American President: Out on a Limb

In his talk before the United Nations on Sept. 26, President Barack Obama had this to say about Iran: "America wants to resolve this (nuclear) issue through diplomacy, and we believe there is still time and space to do so. But time is not unlimited... a nuclear-armed Iran is not a challenge that can be contained... the U.S. will do what we must to prevent Iran from obtaining a nuclear weapon."

Earlier, on March 4, 2012, Mr. Obama put it more succinctly: "Iran's leaders should know that I do not have a policy of containment. I have a policy to prevent Iran from obtaining a nuclear weapon."

Behind this rhetoric is an implicit threat to use military force against Iran. Yet in the seven United Nations resolutions regarding Iran's nuclear program, there is nowhere a threat, whether contingent or not, of the use of military force. All but one of the resolutions invokes Chapter VII. What does Chapter VII say? It allows the Security Council to "determine the existence of any threat to the peace or act of aggression" and to take military and non-military action to "restore international peace and security."

Further, the UN Charter prohibits member states of the UN from attacking other UN member states. Thus if the U.S. does go ahead with a military attack on Iran, as things stand now it will be a violation of international law.

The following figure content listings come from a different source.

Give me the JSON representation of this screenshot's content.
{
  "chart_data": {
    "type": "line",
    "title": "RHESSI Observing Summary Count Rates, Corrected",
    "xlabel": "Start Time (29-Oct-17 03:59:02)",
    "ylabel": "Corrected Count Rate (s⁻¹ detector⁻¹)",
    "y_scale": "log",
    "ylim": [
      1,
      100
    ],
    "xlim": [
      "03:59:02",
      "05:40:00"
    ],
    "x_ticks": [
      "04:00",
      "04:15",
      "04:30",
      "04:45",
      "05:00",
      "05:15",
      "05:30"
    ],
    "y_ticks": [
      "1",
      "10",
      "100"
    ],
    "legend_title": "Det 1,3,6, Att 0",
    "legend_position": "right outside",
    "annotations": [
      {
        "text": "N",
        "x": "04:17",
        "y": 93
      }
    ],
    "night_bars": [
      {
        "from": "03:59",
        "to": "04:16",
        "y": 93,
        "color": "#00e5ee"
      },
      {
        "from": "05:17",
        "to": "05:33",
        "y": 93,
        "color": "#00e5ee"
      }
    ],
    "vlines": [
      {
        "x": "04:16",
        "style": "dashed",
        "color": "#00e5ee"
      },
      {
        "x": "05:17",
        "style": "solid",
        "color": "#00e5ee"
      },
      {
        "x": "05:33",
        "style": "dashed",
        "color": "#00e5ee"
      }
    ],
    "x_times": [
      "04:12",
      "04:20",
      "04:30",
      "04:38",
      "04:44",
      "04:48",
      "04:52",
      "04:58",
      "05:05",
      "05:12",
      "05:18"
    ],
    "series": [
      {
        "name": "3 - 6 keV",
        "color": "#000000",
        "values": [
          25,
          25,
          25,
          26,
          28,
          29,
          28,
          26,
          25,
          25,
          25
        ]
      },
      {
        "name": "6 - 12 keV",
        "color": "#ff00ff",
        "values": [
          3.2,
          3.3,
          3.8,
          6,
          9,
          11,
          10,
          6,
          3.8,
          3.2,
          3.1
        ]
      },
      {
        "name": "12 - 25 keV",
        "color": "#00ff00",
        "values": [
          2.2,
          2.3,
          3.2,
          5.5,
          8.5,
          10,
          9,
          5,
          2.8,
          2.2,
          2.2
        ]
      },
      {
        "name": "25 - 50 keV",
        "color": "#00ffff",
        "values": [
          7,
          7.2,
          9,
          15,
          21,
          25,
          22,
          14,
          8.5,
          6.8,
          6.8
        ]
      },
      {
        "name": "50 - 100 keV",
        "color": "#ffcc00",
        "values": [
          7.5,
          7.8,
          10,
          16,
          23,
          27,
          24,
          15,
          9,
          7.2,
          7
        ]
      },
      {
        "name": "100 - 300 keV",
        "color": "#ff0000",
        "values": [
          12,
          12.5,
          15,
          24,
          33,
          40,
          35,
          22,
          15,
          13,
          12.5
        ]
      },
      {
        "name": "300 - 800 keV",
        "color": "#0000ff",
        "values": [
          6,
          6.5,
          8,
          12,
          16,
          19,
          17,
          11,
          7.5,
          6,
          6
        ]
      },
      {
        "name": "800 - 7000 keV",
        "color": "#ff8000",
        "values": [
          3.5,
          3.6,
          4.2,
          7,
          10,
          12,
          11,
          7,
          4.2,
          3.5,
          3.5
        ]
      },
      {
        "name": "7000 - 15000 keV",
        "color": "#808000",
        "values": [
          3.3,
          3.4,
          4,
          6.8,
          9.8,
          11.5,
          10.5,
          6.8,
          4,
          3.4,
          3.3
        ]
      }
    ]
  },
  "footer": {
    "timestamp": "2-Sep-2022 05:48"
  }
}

Assuming that things remain stable between now and the American presidential election (which is not certain, as there could be a wild-card action), and assuming Barack Obama is re-elected, which again is not certain, he will have to eat a certain amount of crow if he does not attack Iran. But this is not so grave: There are precedents for the U.S. backing off from commitments to stop nuclear weapons programs: Pakistan, North Korea.

So assuming that negotiations over the Iranian nuclear program will resume after the American presidential elections, as most observers think they will, we will have to see if the policy of stiffing the Iranians -- who abhor foreign pressure, in view of their both glorious and inglorious past -- will continue not to work; or whether U.S. concessions, which have not been forthcoming so far, will dent the ideological obduracy of he Iranian position.